Sunday, May 12, 2013
Informal Introduction of our CEO - An Article Peeping in his School Days
Remembering Father Gilson (1968)
Everything was strange -- the room, the boys, the subjects -- no physics, chemistry or maths, only silly subjects like history, geography and literature. But the strangest was the class teacher -- Father P.Y. Gilson. I had seen this strange padre in the corridors and had always wondered how this placid Belgian missionary, with such a peculiar accent and without any noticeable chin, survived the heat of India and the turmoil of unruly boys. I would like to flatter myself into believing that he had heard of me as the quintessential problem child.
Even if he did, he seemed to take no notice of it -- in spite of my fight with an overgrown Parsi boy right on the first day and its evidence so prominent all over my dress. He asked me to move up to the first bench, which was outrageous. And he proceeded straight into the lessons, little realising that I could hardly understand anything, as I had not studied the basics of these subjects in Class IX. Be that as it may I was unconsciously drawn into the stories (which child can resist a good story?) that this Father seemed to weave with his magical voice. His narrative was so life-like that I listened spell-bound, and gently stepped on a magic carpet which carried me over fantasy-lands. His quips had a rare touch of Gallic humour and, for the first time in my life, I was not bored in the class-room. When the period ended, I could not believe myself -- I had actually enjoyed literature!
More wonders were to follow as more stories came out of this magician's hat and very soon, I actually started looking forward to his classes. Perhaps the greatest transformation that Fr. Gilson induced in me was not only a friendly attitude to his subjects -- but towards studies per se. And that was only the beginning. As class teacher, he was in overall charge of my scholastic welfare. Between classes and after classes, he would encourage me to meet him for extra lessons to make up for the whole year's study that I had missed at the class IX stage. The special care that he seemed to heap upon me had a soothing influence not only upon my attitude to studies, but to the world at large. No more was it a hostile jungle where only bookworms studied and sissies came first in class.

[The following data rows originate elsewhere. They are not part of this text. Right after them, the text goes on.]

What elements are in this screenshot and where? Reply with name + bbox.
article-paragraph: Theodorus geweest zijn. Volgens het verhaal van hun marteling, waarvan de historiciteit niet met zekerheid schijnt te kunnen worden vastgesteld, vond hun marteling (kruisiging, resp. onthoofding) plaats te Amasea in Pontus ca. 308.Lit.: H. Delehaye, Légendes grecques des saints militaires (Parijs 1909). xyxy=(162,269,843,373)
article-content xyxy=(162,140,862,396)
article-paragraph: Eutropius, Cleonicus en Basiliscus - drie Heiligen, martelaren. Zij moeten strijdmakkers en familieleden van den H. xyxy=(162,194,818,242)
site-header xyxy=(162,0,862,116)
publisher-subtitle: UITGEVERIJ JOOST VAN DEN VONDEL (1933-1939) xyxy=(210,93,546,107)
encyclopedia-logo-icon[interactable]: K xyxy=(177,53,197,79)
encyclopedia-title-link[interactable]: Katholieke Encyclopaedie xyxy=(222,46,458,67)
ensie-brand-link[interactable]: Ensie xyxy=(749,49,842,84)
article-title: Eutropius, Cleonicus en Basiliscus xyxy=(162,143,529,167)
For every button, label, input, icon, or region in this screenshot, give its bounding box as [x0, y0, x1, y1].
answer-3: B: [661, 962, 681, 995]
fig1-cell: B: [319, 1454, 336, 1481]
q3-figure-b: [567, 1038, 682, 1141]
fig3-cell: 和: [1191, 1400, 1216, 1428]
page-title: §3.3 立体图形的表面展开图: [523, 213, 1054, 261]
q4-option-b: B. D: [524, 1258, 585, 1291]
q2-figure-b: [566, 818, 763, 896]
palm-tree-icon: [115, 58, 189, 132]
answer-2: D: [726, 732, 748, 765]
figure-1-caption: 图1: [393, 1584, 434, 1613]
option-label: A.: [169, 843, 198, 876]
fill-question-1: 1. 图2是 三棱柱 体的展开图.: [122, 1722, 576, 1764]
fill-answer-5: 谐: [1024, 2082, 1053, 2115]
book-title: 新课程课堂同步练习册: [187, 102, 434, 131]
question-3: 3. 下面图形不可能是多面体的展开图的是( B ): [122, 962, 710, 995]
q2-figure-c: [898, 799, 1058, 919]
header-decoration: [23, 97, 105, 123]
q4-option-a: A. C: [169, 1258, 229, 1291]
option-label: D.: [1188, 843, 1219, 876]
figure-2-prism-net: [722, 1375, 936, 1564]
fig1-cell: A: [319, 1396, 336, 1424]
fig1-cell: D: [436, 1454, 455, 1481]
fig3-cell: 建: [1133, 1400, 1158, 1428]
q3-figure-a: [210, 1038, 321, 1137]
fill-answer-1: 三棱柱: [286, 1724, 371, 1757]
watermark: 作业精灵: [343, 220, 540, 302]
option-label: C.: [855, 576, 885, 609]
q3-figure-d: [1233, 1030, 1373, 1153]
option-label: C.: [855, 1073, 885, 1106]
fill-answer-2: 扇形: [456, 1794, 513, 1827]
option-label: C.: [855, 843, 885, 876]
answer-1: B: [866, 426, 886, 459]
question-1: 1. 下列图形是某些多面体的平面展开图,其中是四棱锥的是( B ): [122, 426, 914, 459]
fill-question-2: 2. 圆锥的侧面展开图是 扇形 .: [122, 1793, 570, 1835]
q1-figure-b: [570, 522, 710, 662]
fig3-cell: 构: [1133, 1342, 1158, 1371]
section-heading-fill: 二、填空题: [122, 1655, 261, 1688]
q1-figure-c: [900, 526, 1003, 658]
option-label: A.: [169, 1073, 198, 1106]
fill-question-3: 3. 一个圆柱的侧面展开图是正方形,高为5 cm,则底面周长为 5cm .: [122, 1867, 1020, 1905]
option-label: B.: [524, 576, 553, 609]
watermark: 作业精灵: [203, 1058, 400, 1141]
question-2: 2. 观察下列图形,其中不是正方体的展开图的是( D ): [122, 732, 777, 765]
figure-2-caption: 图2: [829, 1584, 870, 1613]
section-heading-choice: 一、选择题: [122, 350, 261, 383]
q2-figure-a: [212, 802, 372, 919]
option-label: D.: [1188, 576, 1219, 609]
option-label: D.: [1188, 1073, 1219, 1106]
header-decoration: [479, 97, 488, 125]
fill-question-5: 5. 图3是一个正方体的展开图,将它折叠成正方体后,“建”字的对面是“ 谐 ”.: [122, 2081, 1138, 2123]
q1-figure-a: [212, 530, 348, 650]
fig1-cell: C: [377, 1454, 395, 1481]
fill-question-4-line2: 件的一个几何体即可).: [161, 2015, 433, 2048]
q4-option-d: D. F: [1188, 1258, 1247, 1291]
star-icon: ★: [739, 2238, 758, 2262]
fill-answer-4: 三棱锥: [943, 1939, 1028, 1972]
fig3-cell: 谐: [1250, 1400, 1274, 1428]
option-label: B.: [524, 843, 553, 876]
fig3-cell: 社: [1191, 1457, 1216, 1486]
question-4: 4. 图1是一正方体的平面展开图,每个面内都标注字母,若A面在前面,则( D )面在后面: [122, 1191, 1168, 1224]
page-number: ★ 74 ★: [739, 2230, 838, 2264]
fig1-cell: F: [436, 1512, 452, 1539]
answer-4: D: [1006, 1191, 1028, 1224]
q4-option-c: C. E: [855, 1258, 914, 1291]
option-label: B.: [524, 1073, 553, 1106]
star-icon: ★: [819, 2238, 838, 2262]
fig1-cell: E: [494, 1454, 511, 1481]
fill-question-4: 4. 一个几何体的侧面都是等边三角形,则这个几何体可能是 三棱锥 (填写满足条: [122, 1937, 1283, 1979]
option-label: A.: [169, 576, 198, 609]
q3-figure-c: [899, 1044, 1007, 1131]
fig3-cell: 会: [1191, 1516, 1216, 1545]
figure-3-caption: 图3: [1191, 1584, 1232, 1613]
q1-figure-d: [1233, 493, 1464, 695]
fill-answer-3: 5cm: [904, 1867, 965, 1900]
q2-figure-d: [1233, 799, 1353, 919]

But, my reverie was soon shattered by the reality of the class tests. The dread and horror with which I had viewed this ‘Inquisition’ was reinforced by the sinking feeling that I was condemned to stand last in this class as well, in spite of my brief flirtation with academics. “English Essay” was the first test and I distinctly remember the choking voice with which I told Fr. Gilson that I had never scored well and that I was always at a loss with words. His encouragement could hardly stop the streams of sweat that flowed endlessly during the exam, as I groped for the right expression and the appropriate word.
But when the results came out you could knock me down with a feather. I had stood fourth in class! My parents were overjoyed, my friends pinched me -- but nobody realised what it did to my confidence. The next surprise was a ‘first’ in Arithmetic. Coming from the Science stream to Humanities it was not so difficult to score ¾ and I had learnt to dream. History, Geography and others followed, but there was no way I could stop this new-found excitement of ‘topping’.
The rest was just crazy -- success followed success, of course, with a lot of toil ¾ under the constant guidance of Father, dear Father. A few months later, we learnt that Fr. Gilson was to leave for another school ¾ and in a day or two he just left! I wept openly. Nobody had ever treated me like this before. Nobody else could turn around a sad case like mine into a fairy-tale. And thanks to him, I am where I am today: no doubt about that.
Many years later, I was posted as Additional District Magistrate of Asansol and Durgapur in the Burdwan district of West Bengal. I was overjoyed to hear from a friend that Father Gilson was the Headmaster of St. Xavier's, Durgapur. I sought for an immediate appointment. How could I tell him all that I wanted to say? Here was the teacher who had turned my life around -- so close, after so many years. Would he recognize me? He was the man I had referred to in all my Teachers’ Day speeches in all the stations where I had served as a Magistrate, at the dozens of school-committees on which I served as President, ex-officio. I could hardly wait.
The day finally arrived. A strange feeling of nostalgia overpowered me, as my official car drove into the school -- with red lights, policemen and other unavoidable trappings of authority. I was ushered in from the staircase and as I walked into Father's room a familiar scent greeted me. He was not there, for he had to take a class as some teacher was absent. But he came in soon and shook my hands warmly. "I am proud of you", he said. He was just the same, a trifle older. But, I was transformed, from a picture of confidence back to a quivering, nervous ‘student’ -- groping for words. Even before I could frame my gratitude into proper sentences, the bell rang and Father Gilson sprang up from his chair exclaiming: “Oh my God, there's another class to attend. And the little boys are waiting. Naughty, you know. Like you were. I must go. God bless you, my son. Do well. But I must leave.”